By: Joe Barca, @BarkyCat
Front Office Sports is proud to have sat down with Joel Maxcy, President of the International Association of Sports Economists and Associate Professor and Sport Management Department Head at Drexel University. As President of the IASE, Joel helps put together conferences around the world to help bring together sports economists. He was gracious enough to offer up his time and insight about the growing sports economics industry, what you can do to get yourself into it and why he was drawn to it in the first place.
Going in to college, did you think of sports as a career path?
No, not at all. In fact, when I started college, sport management programs and any programs that focused on the sport business were either not started yet or just getting going. I think Ohio University is credited as starting the first sport management program in the late 1970s. There were still very few programs up until about 1990, but since then the number has increased substantially. In college at the University of Maine I was straight up an economics major. I never really gave it much thought that economics applied to sports until I got into my Ph.D. program. I liked sports, knew a lot about sports, regularly competed in sports, and attended sports events, but I never considered the sports business as a career path as an undergraduate.
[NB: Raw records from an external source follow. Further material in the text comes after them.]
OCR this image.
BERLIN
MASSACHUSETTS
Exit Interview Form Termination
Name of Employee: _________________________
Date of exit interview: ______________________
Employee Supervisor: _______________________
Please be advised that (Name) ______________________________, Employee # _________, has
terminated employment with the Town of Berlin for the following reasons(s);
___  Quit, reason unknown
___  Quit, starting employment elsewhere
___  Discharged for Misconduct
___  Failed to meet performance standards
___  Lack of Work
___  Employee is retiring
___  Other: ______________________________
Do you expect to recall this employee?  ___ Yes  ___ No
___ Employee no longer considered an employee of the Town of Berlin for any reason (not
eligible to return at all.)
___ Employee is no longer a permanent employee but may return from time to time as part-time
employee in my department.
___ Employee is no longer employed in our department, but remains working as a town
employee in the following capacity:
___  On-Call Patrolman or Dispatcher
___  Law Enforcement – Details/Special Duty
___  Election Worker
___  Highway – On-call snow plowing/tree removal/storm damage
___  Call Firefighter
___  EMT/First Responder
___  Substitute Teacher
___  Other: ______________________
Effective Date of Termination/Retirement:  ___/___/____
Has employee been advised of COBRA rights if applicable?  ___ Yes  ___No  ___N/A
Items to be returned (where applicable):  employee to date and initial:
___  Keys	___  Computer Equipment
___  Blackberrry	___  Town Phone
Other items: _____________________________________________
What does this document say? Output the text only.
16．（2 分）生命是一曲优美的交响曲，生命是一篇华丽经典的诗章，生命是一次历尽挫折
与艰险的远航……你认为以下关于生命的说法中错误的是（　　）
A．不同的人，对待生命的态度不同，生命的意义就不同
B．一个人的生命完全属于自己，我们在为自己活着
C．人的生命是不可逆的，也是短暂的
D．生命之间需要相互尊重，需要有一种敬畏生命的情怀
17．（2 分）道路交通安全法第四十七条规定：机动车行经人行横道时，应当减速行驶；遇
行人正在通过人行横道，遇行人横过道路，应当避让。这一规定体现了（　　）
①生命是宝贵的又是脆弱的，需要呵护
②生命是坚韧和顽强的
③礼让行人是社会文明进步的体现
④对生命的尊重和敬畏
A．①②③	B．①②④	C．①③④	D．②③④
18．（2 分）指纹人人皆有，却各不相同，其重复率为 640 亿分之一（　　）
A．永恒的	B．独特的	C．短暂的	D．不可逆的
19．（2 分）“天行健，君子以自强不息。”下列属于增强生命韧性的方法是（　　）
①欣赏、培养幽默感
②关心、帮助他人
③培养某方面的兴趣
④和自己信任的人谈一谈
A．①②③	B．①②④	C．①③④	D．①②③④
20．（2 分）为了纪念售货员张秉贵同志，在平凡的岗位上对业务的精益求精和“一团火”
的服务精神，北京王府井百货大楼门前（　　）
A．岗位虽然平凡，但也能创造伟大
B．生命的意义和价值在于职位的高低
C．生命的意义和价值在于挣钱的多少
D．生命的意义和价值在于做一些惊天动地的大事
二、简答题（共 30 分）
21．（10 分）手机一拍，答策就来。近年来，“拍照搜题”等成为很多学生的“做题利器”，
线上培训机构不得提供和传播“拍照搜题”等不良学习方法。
When did you break in to the field of sports economics – what made you stay?
Rod Fort was my dissertation adviser at Washington State in the early 90s. He already had dabbled a lot in sports economics at that time and had done some of the seminal research while I was a graduate student, including authoring the book, Pay Dirt [with Jim Quirk]. Toward the end of my time at WSU Rod offered one of the first sports economics classes taught at the university level. His work on developing a class and generosity in sharing materials proved very beneficial to me a short time later.
While a grad student, I mostly focused on labor economics and industrial organization. Because both of those areas have interesting applications to sports I kind of fooled around with applying my research to sports and assisting Rod Fort with his sports projects. For my dissertation, I used baseball data to do a labor market/labor contracting study. Still, at that time, I didn’t have much thoughts of teaching sports economics, but when I entered the profession, the sports management programs were starting to proliferate. I started in the economics department at [State University of New York] Cortland where I taught Sports Economics and from there I went on to the Sport Management program at Ithaca College and then to head sport management programs at University of Georgia and ultimately to Philadelphia.
What is the International Association of Sports Economists [IASE]? What does it offer?
Sport economists started getting together in the mid-1990s, about same the time I finished my Ph.D. A group of American economists began organizing research sessions at the annual Western Economic Association meetings and a few Europeans attended starting in the early 2000s. The IASE was the first formal organization of sports economists and it brought together American and European sports economists, initially meeting in France in 1999. The first meeting of the IASE in the United States took place in New York City in 2002 and since then, we more or less regularly rotated yearly meetings between the two continents. Although a the bulk of us are in the United States and Europe, at this point, our mission is to spread the organization further around the world as there are researchers worldwide. About a year ago, we met in Rio de Janeiro and that was the first conference we had in South America and it just so happen to fit in well with the Olympics being down there. In 2017, we will be heading to China to host our next big conference as we continue to try and spread sports economics around the globe while helping bring interaction and communication between sports economists everywhere.
As the President, what are your main responsibilities/toughest challenges?
On the one hand, I’m a faculty member and department head in Sport Management at Drexel. So I do the usual things, conduct research and teach classes to our students which takes up a fair amount of my time. As the President of IASE I work closely with our four Vice Presidents that are spread around the globe to set up conferences where we can facilitate opportunities for people to present research and create a formal network of sports economists. We also consider the practical side to our research and include as an objective the diffusion of sports economic research so as to provide information to sport policy and business decision-makers beyond academia.
Advice for those who are looking to enter the field of sports economics?
If you want to be an academic sports economist you most likely need to go to graduate school and earn a doctorate in economics. There are now more economists on sport management faculties than ever before and there are now several doctoral programs that offer sports economist training. For example, the [University of] Michigan program now has three or four of the top sports economists on its sport management faculty, including Rod Fort and Stefan Szymanski. So now you don’t necessarily have to go into economics, you can go into a Sport Management program and focus on economics. If you are not interested in research, but rather a career that involves economics aspects of sport, such as sport finance or labor relations, an MBA, law school, or a top sport management master’s program may also fit the bill.